The next three months in Iraq will look like a veritable fire sale, as 45,000 U.S. forces prepare to leave by the Dec. 31 deadline.

Rather than ship home valuable military hardware, incurring excessive shipping costs, the Pentagon is simply going to leave millions of pieces of equipment behind, including everything from vehicles and body armor to trailers and air conditioners.

When all is said and done, Pentagon planners estimate 3.47 million pieces of equipment worth $313 million will be handed over to the Iraqi government, which still has not asked U.S. forces to stay beyond the December deadline.

The most valuable equipment -- an estimated 1.5 million items -- was shipped home in the last 12 months. About 800,000 pieces of equipment must be removed from Iraq in the next three months.

Maj. Gen. Jeffrey Buchanan, the top spokesman for U.S. Forces-Iraq, says it wouldn't be cost prohibitive to take these supplies out of the country along with the troops. But there are other considerations.

"It seems to me we really have three choices," Buchanan told Fox News in an interview from Iraq. "We can either leave the equipment to whoever may find it, basically abandon it as we transition the base, or we can pay the millions of dollars it would take to move this equipment back to the United States. ... Or we can maintain complete accountability of it and transfer it to the government of Iraq, who may still be able to get some use out of it."

Buchanan said handing the equipment to the Iraqis is the most responsible route.

Military officials estimate that U.S. taxpayers will save $600 million by leaving this equipment in Iraq. Aside from the equipment, there are still 44,000 U.S. troops in Iraq scheduled to come home by the end of the year.

According to defense officials, this is the biggest logistical operation since the build-up for World War II.

Humvees and mine resistant vehicles, whose V-shape hulls protect troops from roadside blasts, are worth the cost of refurbishing, but trucks and SUVs worth $30,000 when purchased new in 2004 are only worth about $5,000 to $8,000 today and would cost more than that to ship back to the U.S. Looming defense budget cuts make it more cost-effective to leave equipment in Iraq than to bring it home, where budgets face cost-cutting by Congress.

The U.S. military built about 505 bases and outposts at the height of the Iraq War in 2005 and during the surge.
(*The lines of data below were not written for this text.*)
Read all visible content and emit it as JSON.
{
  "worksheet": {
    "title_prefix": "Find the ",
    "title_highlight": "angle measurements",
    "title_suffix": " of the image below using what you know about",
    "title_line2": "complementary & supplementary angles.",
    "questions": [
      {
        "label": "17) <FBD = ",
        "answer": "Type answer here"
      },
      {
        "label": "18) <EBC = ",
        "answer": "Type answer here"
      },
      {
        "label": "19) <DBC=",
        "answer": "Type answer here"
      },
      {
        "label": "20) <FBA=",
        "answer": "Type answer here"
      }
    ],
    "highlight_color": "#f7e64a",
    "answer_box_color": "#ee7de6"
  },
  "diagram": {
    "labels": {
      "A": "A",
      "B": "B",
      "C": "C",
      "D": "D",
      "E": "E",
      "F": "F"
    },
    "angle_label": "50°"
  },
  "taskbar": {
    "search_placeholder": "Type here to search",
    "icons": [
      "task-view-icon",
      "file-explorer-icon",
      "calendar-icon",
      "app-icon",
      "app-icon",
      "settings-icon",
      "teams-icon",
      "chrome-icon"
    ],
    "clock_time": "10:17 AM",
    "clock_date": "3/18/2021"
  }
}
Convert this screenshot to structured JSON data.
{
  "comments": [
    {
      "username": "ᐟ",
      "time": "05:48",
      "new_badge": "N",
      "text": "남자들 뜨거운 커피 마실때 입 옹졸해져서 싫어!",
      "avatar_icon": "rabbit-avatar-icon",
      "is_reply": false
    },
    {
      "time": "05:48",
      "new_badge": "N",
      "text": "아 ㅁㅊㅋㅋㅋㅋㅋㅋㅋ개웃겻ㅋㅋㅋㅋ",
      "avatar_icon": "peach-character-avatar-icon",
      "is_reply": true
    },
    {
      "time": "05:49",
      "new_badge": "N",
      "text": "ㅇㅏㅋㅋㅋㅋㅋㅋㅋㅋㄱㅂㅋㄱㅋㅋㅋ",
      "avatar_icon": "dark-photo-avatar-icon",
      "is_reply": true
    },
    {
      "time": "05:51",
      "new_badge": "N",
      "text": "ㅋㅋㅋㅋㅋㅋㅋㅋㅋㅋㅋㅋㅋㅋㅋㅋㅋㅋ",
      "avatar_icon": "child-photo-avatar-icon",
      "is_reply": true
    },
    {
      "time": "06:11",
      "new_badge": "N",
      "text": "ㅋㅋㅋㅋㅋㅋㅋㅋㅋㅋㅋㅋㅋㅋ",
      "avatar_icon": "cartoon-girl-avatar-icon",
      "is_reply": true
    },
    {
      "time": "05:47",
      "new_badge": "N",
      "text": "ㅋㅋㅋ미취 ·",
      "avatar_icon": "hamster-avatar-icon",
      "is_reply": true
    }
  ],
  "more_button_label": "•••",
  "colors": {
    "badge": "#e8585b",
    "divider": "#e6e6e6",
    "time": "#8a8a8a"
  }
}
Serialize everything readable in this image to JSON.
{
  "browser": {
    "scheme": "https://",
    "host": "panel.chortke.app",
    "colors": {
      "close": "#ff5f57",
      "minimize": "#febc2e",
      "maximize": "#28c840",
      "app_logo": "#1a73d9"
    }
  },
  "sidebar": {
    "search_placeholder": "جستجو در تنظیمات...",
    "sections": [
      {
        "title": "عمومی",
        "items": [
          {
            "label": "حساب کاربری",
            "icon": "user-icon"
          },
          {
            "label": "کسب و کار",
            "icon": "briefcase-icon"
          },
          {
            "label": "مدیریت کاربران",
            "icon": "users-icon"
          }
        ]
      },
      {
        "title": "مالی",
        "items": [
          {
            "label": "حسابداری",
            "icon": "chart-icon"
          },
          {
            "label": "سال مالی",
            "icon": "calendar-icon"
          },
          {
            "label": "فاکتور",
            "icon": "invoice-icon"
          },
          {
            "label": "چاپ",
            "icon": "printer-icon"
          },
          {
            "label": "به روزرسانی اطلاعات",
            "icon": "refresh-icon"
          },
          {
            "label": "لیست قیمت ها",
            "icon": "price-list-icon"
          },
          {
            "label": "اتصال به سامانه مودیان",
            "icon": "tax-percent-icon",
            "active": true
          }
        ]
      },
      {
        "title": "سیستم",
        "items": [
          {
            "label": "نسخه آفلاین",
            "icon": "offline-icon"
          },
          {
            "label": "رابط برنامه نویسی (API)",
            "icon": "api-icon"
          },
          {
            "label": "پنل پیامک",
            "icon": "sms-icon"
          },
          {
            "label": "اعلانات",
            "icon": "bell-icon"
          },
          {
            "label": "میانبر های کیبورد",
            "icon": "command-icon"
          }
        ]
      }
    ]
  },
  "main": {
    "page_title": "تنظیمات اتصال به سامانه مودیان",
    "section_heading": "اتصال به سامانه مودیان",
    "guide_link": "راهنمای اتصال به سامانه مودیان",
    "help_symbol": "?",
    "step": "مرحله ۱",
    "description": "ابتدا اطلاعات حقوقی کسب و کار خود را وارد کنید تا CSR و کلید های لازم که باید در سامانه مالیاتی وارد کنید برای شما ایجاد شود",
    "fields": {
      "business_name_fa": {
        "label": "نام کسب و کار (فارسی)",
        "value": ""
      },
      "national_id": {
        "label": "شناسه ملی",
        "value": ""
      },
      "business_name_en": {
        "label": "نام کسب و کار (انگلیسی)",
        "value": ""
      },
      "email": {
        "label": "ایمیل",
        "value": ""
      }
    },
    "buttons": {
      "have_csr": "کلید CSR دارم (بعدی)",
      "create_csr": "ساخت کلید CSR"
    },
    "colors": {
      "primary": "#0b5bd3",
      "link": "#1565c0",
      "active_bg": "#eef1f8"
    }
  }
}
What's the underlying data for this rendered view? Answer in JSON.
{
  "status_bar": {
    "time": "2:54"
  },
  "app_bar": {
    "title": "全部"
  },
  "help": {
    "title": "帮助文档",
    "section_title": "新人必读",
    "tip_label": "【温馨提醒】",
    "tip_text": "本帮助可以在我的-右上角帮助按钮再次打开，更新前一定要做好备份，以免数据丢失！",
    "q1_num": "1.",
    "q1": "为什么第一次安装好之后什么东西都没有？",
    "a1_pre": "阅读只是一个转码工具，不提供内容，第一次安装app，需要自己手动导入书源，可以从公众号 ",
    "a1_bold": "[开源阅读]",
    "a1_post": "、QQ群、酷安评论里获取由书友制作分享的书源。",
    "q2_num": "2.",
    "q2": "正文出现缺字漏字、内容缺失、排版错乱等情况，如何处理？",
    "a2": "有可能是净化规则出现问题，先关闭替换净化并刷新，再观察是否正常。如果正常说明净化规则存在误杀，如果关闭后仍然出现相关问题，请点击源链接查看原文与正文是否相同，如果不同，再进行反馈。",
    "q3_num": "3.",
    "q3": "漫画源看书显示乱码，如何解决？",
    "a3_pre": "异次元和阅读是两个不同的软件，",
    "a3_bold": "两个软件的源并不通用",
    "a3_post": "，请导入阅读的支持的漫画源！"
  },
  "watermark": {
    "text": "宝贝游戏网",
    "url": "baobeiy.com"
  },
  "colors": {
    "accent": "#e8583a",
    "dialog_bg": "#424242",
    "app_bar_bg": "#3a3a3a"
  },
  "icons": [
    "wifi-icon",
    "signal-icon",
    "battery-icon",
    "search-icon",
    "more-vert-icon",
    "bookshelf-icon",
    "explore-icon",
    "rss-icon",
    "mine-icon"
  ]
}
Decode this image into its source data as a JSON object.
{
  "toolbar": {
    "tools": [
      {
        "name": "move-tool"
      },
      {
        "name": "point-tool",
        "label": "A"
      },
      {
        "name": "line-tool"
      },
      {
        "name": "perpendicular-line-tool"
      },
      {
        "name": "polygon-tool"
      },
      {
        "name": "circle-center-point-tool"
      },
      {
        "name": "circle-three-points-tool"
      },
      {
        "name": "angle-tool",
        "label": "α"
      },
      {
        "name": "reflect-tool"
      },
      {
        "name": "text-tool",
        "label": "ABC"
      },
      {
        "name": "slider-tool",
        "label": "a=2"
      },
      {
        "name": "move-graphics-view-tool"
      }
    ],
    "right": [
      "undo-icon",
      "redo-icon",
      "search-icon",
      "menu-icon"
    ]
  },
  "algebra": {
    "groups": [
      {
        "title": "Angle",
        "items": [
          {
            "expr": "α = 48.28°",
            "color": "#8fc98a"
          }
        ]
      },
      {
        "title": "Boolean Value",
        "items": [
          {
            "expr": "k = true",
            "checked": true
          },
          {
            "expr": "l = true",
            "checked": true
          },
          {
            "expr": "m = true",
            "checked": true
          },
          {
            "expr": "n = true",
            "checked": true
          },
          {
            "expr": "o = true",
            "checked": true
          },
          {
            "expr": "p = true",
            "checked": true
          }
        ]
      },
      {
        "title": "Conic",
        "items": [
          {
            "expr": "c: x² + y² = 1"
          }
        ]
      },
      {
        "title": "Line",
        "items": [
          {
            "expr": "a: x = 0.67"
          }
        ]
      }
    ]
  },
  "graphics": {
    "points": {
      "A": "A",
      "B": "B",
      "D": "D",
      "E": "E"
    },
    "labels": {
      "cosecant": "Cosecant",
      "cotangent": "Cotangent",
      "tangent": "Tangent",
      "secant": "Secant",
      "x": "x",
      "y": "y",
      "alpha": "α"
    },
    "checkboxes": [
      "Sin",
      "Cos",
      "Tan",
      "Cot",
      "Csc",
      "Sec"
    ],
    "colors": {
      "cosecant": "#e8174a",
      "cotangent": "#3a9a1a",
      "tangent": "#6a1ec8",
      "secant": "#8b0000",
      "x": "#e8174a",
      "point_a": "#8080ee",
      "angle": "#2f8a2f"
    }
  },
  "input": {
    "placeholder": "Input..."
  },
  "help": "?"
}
About 34 bases remain in U.S. hands, according to Pentagon officials. Those bases cost billions of dollars to build and look as though they were built with the idea that U.S. planes and forces could use them in the future as a long-term basing option. In Balad, a 15-square-mile joint base is home to three dining facilities, several sports fields, a movie theater and the largest airfield in Iraq -- all built with U.S. taxpayer money.

Buchanan said some of the amenities on these large bases, including swimming pools, were already there. "Those bases were in the Iraqi Security Forces before we came. We occupied them. ... I am not going to apologize for ensuring our soldiers can sleep at night when it's 120 degrees outside," he said.

The Obama administration has since decided not to negotiate to position more than a small training force inside Iraq, meaning those heavily modified airstrips and bases will be given to the Iraqis at no cost.

Another example of equipment that the U.S. plans to leave behind is the common jersey barrier, or T-wall as it's known in Iraq. The walls, shaped like an upside-down "T," lined the roads throughout Baghdad at the height of the war and served to protect government and commercial buildings from bombs and other attacks.

Military officials in Iraq say pouring a new T-wall, depending on its size, costs between $800 and $5,000 -- but it would cost $5,000 to ship one home.

Buchanan said it's important to remember the military is not giving away any weapons, humvees, tanks or heavily armored vehicles. For example, the Iraqi Army's 140 M-1 tanks were purchased from the United States. Iraq has paid for 90 percent of its military hardware through foreign military sales with the United States, Buchanan said.

Most of the U.S. weapons systems that are still useful have already been sent to Afghanistan.